The end of the parliamentary year couldn’t have come soon enough for the new government, which is unexpectedly ending 2013 beset by problems both of its own making and thrust upon it by outside forces.
The General Motors announcement has provided Labor with the platform for a strong ending to the year, enabling the inexperienced Bill Shorten to hammer the government yesterday over an issue on which Labor still has an edge with voters — managing the economy to provide jobs. It was Shorten’s strongest parliamentary performance to date.
It is now up to Treasurer Joe Hockey to end the year on a stronger note with Tuesday’s Mid Year Economic and Fiscal Outlook. Hockey must get the Coalition on the front foot and begin re-prosecuting the government’s narrative that whatever the problem, it’s all Labor’s fault. It appears that Hockey, who put the case for no longer propping up the car industry in Parliament this week, will have to play the role of economic hard man in this government while his Prime Minister sits on the sidelines.
Abbott appears unsure of himself on economics and, alarmingly, appeared yesterday to urge the Reserve Bank to spend the $9 billion gifted to it by Hockey, to intervene against the Australian dollar.
While much of the blame for the government’s problems rests with external causes, it’s much easier to be knocked off course by external events if you don’t have a clear sense of where you’re going. The impression emerging from this government is that it is led by a Prime Minister pulled in different directions by both the Coalition he leads and his own, often decidedly un-Liberal, economic views.
When Parliament resumes on February 11, Tony Abbott must be more sure of where he wants to take Australia.

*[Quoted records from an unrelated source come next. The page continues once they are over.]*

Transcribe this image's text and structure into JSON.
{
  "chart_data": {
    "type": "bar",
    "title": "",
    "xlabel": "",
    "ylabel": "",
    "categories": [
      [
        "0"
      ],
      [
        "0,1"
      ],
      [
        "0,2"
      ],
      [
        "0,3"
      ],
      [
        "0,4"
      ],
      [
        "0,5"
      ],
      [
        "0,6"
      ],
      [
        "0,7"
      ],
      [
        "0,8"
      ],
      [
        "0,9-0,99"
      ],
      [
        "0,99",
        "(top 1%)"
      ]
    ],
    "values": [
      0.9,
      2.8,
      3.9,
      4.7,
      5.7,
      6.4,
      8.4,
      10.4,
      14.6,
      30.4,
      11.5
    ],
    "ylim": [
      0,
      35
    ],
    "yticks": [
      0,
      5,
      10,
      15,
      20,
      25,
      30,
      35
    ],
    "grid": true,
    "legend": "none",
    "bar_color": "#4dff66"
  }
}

Well he can hardly do much worse in 2014. He’s already killed the NBN, permanently damaged our diplomatic relations with Indonesia (Labor is also to blame for that mind you), stuffed up the Gonski reforms, is about to sign away our Internet rights and liberties with the TPP, is about to give foreign businesses the ability to sue our governments (again, thanks to the TPP), has taken money from child and aged care workers, allowed the destruction of the Great Barrier Reef… The list goes on.

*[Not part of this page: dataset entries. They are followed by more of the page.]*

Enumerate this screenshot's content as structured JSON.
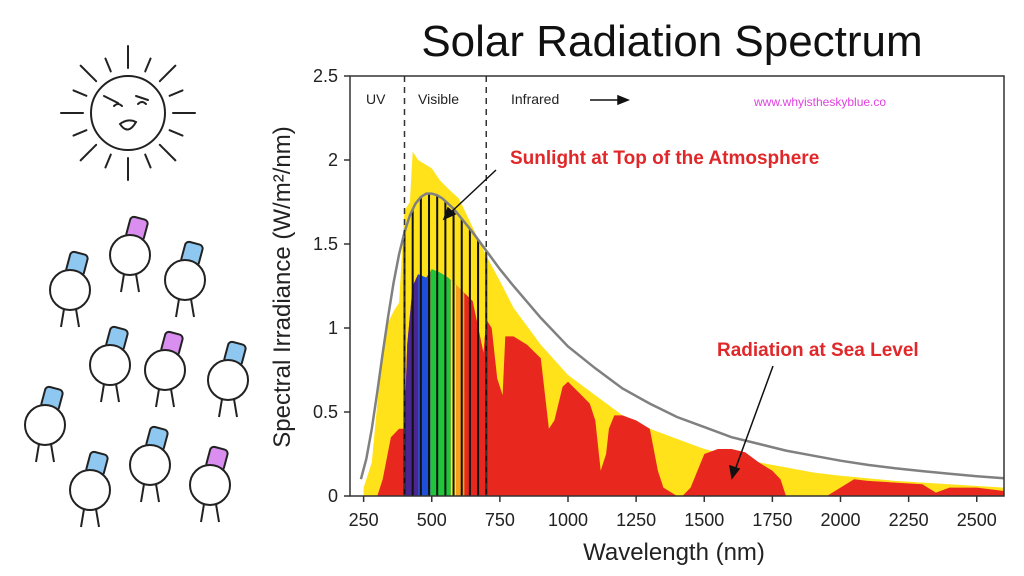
{
  "chart_data": {
    "type": "area",
    "title": "Solar Radiation Spectrum",
    "xlabel": "Wavelength (nm)",
    "ylabel": "Spectral Irradiance (W/m²/nm)",
    "xlim": [
      200,
      2600
    ],
    "ylim": [
      0,
      2.5
    ],
    "x_ticks": [
      250,
      500,
      750,
      1000,
      1250,
      1500,
      1750,
      2000,
      2250,
      2500
    ],
    "y_ticks": [
      0,
      0.5,
      1,
      1.5,
      2,
      2.5
    ],
    "y_tick_labels": [
      "0",
      "0.5",
      "1",
      "1.5",
      "2",
      "2.5"
    ],
    "grid": false,
    "region_boundaries": [
      400,
      700
    ],
    "regions": {
      "uv": "UV",
      "visible": "Visible",
      "infrared": "Infrared"
    },
    "watermark": "www.whyistheskyblue.co",
    "annotations": {
      "top_of_atmosphere": "Sunlight at Top of the Atmosphere",
      "sea_level": "Radiation at Sea Level"
    },
    "colors": {
      "top_of_atmosphere_fill": "#ffe21a",
      "sea_level_fill": "#e8281e",
      "blackbody_curve": "#808080",
      "annotation_text": "#e0282a",
      "watermark": "#e040e0"
    },
    "series": [
      {
        "name": "Sunlight at Top of the Atmosphere",
        "x": [
          250,
          280,
          300,
          330,
          360,
          380,
          400,
          420,
          430,
          450,
          470,
          500,
          530,
          560,
          600,
          650,
          700,
          750,
          800,
          900,
          1000,
          1100,
          1200,
          1300,
          1400,
          1500,
          1600,
          1700,
          1800,
          1900,
          2000,
          2200,
          2400,
          2600
        ],
        "y": [
          0.05,
          0.2,
          0.55,
          1.0,
          1.1,
          1.15,
          1.7,
          1.75,
          2.05,
          2.0,
          1.98,
          1.95,
          1.88,
          1.83,
          1.77,
          1.6,
          1.43,
          1.28,
          1.12,
          0.9,
          0.72,
          0.6,
          0.48,
          0.4,
          0.34,
          0.28,
          0.24,
          0.2,
          0.17,
          0.14,
          0.12,
          0.09,
          0.07,
          0.05
        ]
      },
      {
        "name": "Radiation at Sea Level",
        "x": [
          300,
          320,
          350,
          380,
          400,
          410,
          430,
          450,
          480,
          500,
          530,
          560,
          600,
          650,
          690,
          700,
          720,
          740,
          760,
          770,
          800,
          850,
          900,
          930,
          950,
          980,
          1000,
          1050,
          1080,
          1100,
          1120,
          1140,
          1150,
          1170,
          1200,
          1250,
          1300,
          1330,
          1350,
          1400,
          1420,
          1450,
          1500,
          1550,
          1600,
          1650,
          1700,
          1750,
          1780,
          1800,
          1850,
          1900,
          1950,
          2000,
          2050,
          2100,
          2200,
          2300,
          2350,
          2400,
          2500,
          2600
        ],
        "y": [
          0.0,
          0.1,
          0.35,
          0.4,
          0.4,
          0.9,
          1.25,
          1.32,
          1.3,
          1.35,
          1.33,
          1.3,
          1.24,
          1.16,
          0.85,
          1.05,
          1.0,
          0.7,
          0.6,
          0.95,
          0.95,
          0.9,
          0.82,
          0.4,
          0.45,
          0.65,
          0.68,
          0.6,
          0.55,
          0.45,
          0.15,
          0.25,
          0.4,
          0.48,
          0.48,
          0.45,
          0.4,
          0.15,
          0.05,
          0.0,
          0.0,
          0.05,
          0.25,
          0.28,
          0.28,
          0.26,
          0.2,
          0.15,
          0.1,
          0.0,
          0.0,
          0.0,
          0.0,
          0.05,
          0.1,
          0.09,
          0.08,
          0.07,
          0.02,
          0.05,
          0.05,
          0.03
        ]
      },
      {
        "name": "Blackbody curve",
        "x": [
          240,
          260,
          280,
          300,
          320,
          340,
          360,
          380,
          400,
          420,
          440,
          460,
          480,
          500,
          520,
          540,
          560,
          580,
          600,
          650,
          700,
          750,
          800,
          900,
          1000,
          1100,
          1200,
          1300,
          1400,
          1500,
          1600,
          1700,
          1800,
          1900,
          2000,
          2100,
          2200,
          2300,
          2400,
          2500,
          2600
        ],
        "y": [
          0.1,
          0.22,
          0.4,
          0.62,
          0.85,
          1.07,
          1.27,
          1.44,
          1.57,
          1.67,
          1.74,
          1.78,
          1.8,
          1.8,
          1.79,
          1.77,
          1.74,
          1.71,
          1.67,
          1.57,
          1.46,
          1.35,
          1.25,
          1.06,
          0.89,
          0.76,
          0.64,
          0.55,
          0.47,
          0.41,
          0.35,
          0.31,
          0.27,
          0.24,
          0.21,
          0.185,
          0.165,
          0.148,
          0.132,
          0.118,
          0.106
        ]
      }
    ],
    "visible_bands": [
      {
        "from": 400,
        "to": 450,
        "color": "#4b2690"
      },
      {
        "from": 450,
        "to": 495,
        "color": "#1f4fd8"
      },
      {
        "from": 495,
        "to": 570,
        "color": "#1fc63a"
      },
      {
        "from": 570,
        "to": 590,
        "color": "#f5ee2a"
      },
      {
        "from": 590,
        "to": 620,
        "color": "#f7a21a"
      },
      {
        "from": 620,
        "to": 700,
        "color": "#e8281e"
      }
    ],
    "visible_band_lines": [
      400,
      430,
      460,
      490,
      520,
      550,
      580,
      610,
      640,
      670,
      700
    ]
  }
}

Frankly, if he DOES do worse next year, I shudder to think what Australia will look like by the end of it.
“Abbott appears unsure of himself on economics”? What a turn up for the books?
Why is it, that when a Labor government is in power it seems all Right for everything that goes wrong to be sheeted home to them – but when a Coal-ition takes over, suddenly there’s “external forces at play”?
The countenancing of external factors now, are just as irrelevant as they were for Labor, surely?
I’m guessing that’s Abbott’s chickening out of his threat to sit thru Xmas is now dead in the water.
Not that ist was ever likely as good ole Aussie Abbott was doing the patriotic thing and heading off to Europe for his holidays.
Oh well at least his absence will raise the decency quotient in Australia but what has Europe done wrong to deserve his presence
I mean how bad can you be when you make Hockey look good by comparison
Crikey, calling this government “new” is a misnomer. It is actually a tired and discredited old government, lurching like zombies out of the political grave of John Howard. Except for a couple of yapping young mediocrities whose names slip me at the moment the rest are dusted off old guard for whom the clock stopped in 2007. At least during the Rudd-Gillard period there was, in spite of Labor’s internal turmoil, some semblance of progressive governance. How this country has fallen!